If you export to India, or have been thinking about it, there's one practical step you need to take right now: register origin details with HMRC.
Why registering is important
Without registration, you can't issue a valid origin declaration. This step is necessary because, otherwise, customers based in India won't be able to claim the preferential tariff rate.
Once registered, small firms can self-certify the origin of goods, which means no separate certificate is needed for every shipment.
Tariffs
India currently has some of the highest import tariffs of any major economy. The FTA changes that significantly for UK exporters.
According to the government's own summary, tariff savings on UK exports could be worth up to £400 million a year when the deal comes into force, rising to £900 million after 10 years.
From day one, 64% of tariff lines, covering £1.9 billion of current UK exports, will be eligible for tariff-free entry into India, rising to 85% of tariff lines over the following decade.
The sectors with the most to gain immediately include food and drink, advanced manufacturing, and life sciences.
Whisky and gin tariffs drop from 150% to 75% from day one, falling to 40% over 10 years.

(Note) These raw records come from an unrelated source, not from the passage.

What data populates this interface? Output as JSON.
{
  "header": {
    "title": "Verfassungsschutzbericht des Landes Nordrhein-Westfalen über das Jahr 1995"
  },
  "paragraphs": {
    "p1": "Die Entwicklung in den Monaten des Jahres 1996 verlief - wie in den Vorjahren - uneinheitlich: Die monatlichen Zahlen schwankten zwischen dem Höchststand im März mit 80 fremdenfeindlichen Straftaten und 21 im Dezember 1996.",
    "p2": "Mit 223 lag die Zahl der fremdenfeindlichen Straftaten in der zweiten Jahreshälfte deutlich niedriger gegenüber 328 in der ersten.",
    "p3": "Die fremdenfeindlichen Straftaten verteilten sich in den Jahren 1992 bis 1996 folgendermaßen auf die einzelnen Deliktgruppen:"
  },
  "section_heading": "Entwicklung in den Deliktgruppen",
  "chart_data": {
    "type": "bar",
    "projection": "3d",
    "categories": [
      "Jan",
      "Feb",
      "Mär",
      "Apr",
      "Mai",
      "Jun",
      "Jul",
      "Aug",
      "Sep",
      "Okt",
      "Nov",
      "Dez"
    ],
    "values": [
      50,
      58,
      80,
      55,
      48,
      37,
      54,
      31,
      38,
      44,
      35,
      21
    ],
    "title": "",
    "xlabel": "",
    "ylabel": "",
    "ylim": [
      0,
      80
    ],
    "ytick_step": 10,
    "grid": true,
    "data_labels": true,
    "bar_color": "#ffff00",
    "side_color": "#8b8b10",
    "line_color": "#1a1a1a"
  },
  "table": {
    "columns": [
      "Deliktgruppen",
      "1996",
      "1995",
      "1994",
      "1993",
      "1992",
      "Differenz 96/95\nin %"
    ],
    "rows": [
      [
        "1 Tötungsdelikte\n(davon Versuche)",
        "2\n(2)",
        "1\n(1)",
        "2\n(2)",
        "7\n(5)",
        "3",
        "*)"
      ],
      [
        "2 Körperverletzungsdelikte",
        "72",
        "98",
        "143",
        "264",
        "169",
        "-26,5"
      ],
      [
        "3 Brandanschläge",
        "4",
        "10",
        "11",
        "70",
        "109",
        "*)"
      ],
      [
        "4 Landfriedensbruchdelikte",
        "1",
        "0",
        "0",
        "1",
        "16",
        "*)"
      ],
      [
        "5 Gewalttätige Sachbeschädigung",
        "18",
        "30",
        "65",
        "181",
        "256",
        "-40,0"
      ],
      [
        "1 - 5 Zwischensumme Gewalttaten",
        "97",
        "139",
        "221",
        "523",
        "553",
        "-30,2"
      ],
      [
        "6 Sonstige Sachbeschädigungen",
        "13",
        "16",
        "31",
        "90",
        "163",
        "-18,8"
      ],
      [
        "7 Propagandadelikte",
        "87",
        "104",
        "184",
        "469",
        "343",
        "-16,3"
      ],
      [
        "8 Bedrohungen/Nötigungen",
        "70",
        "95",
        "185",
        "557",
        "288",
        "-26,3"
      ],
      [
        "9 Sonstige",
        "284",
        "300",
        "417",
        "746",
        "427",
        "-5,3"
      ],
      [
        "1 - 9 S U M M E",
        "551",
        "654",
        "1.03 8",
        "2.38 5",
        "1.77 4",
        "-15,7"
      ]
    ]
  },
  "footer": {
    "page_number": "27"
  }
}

Fresh and frozen salmon, cod, lamb, aircraft parts, and scientific instruments all qualify for tariff-free access.
Preferential tariff rates only apply to goods with sufficient UK content or processing. These are called the rules of origin, and the government has published clear guidance on how they work for UK exporters.
The full picture of what the deal covers, sector by sector, is on the government's dedicated trade deal hub.
The small business view
Enterprise Nation member and The Protein Ball Co co-founder Matt Hunt exports his products to 14 countries, but doesn’t think India will be a game-changer for his firm.

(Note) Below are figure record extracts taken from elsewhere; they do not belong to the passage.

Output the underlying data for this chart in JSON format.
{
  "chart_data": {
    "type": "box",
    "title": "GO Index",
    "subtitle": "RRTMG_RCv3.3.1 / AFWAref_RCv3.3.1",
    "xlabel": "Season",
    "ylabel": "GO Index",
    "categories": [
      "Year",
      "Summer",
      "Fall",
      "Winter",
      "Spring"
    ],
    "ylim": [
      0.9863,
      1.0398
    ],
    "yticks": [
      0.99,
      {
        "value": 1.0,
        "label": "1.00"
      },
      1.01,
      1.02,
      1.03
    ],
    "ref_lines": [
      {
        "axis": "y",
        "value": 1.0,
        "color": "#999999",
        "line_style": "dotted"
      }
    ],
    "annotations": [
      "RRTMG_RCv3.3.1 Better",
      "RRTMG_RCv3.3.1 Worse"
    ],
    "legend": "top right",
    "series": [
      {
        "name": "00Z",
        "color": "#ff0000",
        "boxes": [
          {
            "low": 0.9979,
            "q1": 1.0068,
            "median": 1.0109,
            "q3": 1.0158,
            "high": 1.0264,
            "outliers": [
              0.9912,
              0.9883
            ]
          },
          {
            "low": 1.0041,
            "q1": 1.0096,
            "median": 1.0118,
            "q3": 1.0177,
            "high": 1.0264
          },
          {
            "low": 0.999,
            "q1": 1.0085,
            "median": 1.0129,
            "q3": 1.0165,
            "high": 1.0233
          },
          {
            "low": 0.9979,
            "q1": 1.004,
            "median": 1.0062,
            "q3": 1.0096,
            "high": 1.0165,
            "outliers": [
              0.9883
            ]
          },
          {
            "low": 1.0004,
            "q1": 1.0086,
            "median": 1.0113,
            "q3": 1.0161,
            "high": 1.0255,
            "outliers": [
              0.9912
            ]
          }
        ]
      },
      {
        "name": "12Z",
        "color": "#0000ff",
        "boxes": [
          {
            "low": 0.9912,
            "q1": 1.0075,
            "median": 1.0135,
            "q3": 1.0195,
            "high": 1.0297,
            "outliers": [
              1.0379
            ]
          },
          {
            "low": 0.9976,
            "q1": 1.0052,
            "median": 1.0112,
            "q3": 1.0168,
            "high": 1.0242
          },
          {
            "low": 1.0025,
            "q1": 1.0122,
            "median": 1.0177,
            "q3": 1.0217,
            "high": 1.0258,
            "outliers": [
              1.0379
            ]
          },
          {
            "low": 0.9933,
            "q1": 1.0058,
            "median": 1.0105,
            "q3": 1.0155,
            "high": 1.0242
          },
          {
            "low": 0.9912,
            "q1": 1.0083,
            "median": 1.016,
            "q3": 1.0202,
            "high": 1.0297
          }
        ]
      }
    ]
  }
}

In fact, he’s nervous about the deal.
"India has a huge confectionery manufacturing sector that can produce and distribute nationally at a significantly lower cost than we can even source the ingredients.

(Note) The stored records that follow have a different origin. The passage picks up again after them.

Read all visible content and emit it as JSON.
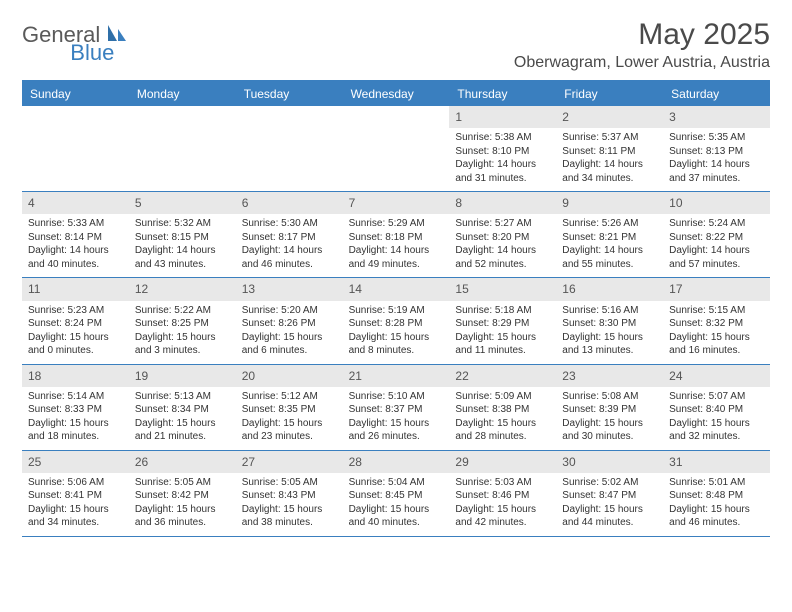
{
  "logo": {
    "part1": "General",
    "part2": "Blue"
  },
  "title": "May 2025",
  "location": "Oberwagram, Lower Austria, Austria",
  "colors": {
    "accent": "#3a7fbf",
    "header_text": "#ffffff",
    "daynum_bg": "#e8e8e8",
    "text": "#333333",
    "logo_gray": "#5a5a5a"
  },
  "day_names": [
    "Sunday",
    "Monday",
    "Tuesday",
    "Wednesday",
    "Thursday",
    "Friday",
    "Saturday"
  ],
  "leading_blanks": 4,
  "days": [
    {
      "n": "1",
      "sr": "5:38 AM",
      "ss": "8:10 PM",
      "dl1": "14 hours",
      "dl2": "and 31 minutes."
    },
    {
      "n": "2",
      "sr": "5:37 AM",
      "ss": "8:11 PM",
      "dl1": "14 hours",
      "dl2": "and 34 minutes."
    },
    {
      "n": "3",
      "sr": "5:35 AM",
      "ss": "8:13 PM",
      "dl1": "14 hours",
      "dl2": "and 37 minutes."
    },
    {
      "n": "4",
      "sr": "5:33 AM",
      "ss": "8:14 PM",
      "dl1": "14 hours",
      "dl2": "and 40 minutes."
    },
    {
      "n": "5",
      "sr": "5:32 AM",
      "ss": "8:15 PM",
      "dl1": "14 hours",
      "dl2": "and 43 minutes."
    },
    {
      "n": "6",
      "sr": "5:30 AM",
      "ss": "8:17 PM",
      "dl1": "14 hours",
      "dl2": "and 46 minutes."
    },
    {
      "n": "7",
      "sr": "5:29 AM",
      "ss": "8:18 PM",
      "dl1": "14 hours",
      "dl2": "and 49 minutes."
    },
    {
      "n": "8",
      "sr": "5:27 AM",
      "ss": "8:20 PM",
      "dl1": "14 hours",
      "dl2": "and 52 minutes."
    },
    {
      "n": "9",
      "sr": "5:26 AM",
      "ss": "8:21 PM",
      "dl1": "14 hours",
      "dl2": "and 55 minutes."
    },
    {
      "n": "10",
      "sr": "5:24 AM",
      "ss": "8:22 PM",
      "dl1": "14 hours",
      "dl2": "and 57 minutes."
    },
    {
      "n": "11",
      "sr": "5:23 AM",
      "ss": "8:24 PM",
      "dl1": "15 hours",
      "dl2": "and 0 minutes."
    },
    {
      "n": "12",
      "sr": "5:22 AM",
      "ss": "8:25 PM",
      "dl1": "15 hours",
      "dl2": "and 3 minutes."
    },
    {
      "n": "13",
      "sr": "5:20 AM",
      "ss": "8:26 PM",
      "dl1": "15 hours",
      "dl2": "and 6 minutes."
    },
    {
      "n": "14",
      "sr": "5:19 AM",
      "ss": "8:28 PM",
      "dl1": "15 hours",
      "dl2": "and 8 minutes."
    },
    {
      "n": "15",
      "sr": "5:18 AM",
      "ss": "8:29 PM",
      "dl1": "15 hours",
      "dl2": "and 11 minutes."
    },
    {
      "n": "16",
      "sr": "5:16 AM",
      "ss": "8:30 PM",
      "dl1": "15 hours",
      "dl2": "and 13 minutes."
    },
    {
      "n": "17",
      "sr": "5:15 AM",
      "ss": "8:32 PM",
      "dl1": "15 hours",
      "dl2": "and 16 minutes."
    },
    {
      "n": "18",
      "sr": "5:14 AM",
      "ss": "8:33 PM",
      "dl1": "15 hours",
      "dl2": "and 18 minutes."
    },
    {
      "n": "19",
      "sr": "5:13 AM",
      "ss": "8:34 PM",
      "dl1": "15 hours",
      "dl2": "and 21 minutes."
    },
    {
      "n": "20",
      "sr": "5:12 AM",
      "ss": "8:35 PM",
      "dl1": "15 hours",
      "dl2": "and 23 minutes."
    },
    {
      "n": "21",
      "sr": "5:10 AM",
      "ss": "8:37 PM",
      "dl1": "15 hours",
      "dl2": "and 26 minutes."
    },
    {
      "n": "22",
      "sr": "5:09 AM",
      "ss": "8:38 PM",
      "dl1": "15 hours",
      "dl2": "and 28 minutes."
    },
    {
      "n": "23",
      "sr": "5:08 AM",
      "ss": "8:39 PM",
      "dl1": "15 hours",
      "dl2": "and 30 minutes."
    },
    {
      "n": "24",
      "sr": "5:07 AM",
      "ss": "8:40 PM",
      "dl1": "15 hours",
      "dl2": "and 32 minutes."
    },
    {
      "n": "25",
      "sr": "5:06 AM",
      "ss": "8:41 PM",
      "dl1": "15 hours",
      "dl2": "and 34 minutes."
    },
    {
      "n": "26",
      "sr": "5:05 AM",
      "ss": "8:42 PM",
      "dl1": "15 hours",
      "dl2": "and 36 minutes."
    },
    {
      "n": "27",
      "sr": "5:05 AM",
      "ss": "8:43 PM",
      "dl1": "15 hours",
      "dl2": "and 38 minutes."
    },
    {
      "n": "28",
      "sr": "5:04 AM",
      "ss": "8:45 PM",
      "dl1": "15 hours",
      "dl2": "and 40 minutes."
    },
    {
      "n": "29",
      "sr": "5:03 AM",
      "ss": "8:46 PM",
      "dl1": "15 hours",
      "dl2": "and 42 minutes."
    },
    {
      "n": "30",
      "sr": "5:02 AM",
      "ss": "8:47 PM",
      "dl1": "15 hours",
      "dl2": "and 44 minutes."
    },
    {
      "n": "31",
      "sr": "5:01 AM",
      "ss": "8:48 PM",
      "dl1": "15 hours",
      "dl2": "and 46 minutes."
    }
  ],
  "labels": {
    "sunrise": "Sunrise:",
    "sunset": "Sunset:",
    "daylight": "Daylight:"
  }
}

“The new trade deal seems beneficial for UK–India relations, but I'm unsure if it will increase export opportunities, and it might even result in more Indian imports into the UK."
But Ronke Fashola, founder of fashion brand Love ur Look, has her designs manufactured in India and says the import process is smooth.
She says:
“As a small business, I've seen a much faster turnaround when my products arrive in customs. My orders are released within 48 hours, which makes a big difference for my small business.”
Free webinar: 12 March 2026
The Department for Business and Trade is running a free webinar on 12 March at 9.00 am, covering HMRC portal registration, rules of origin and practical steps on getting ready from day one.
If you're in food and drink, manufacturing or life sciences, or have been considering India as an export market, it's worth an hour of your time.
The deal still requires both the UK and India to complete their ratification processes before it enters into force.
Spring 2026 is the government's current working assumption. Register now regardless, so you're not scrambling when the date is confirmed.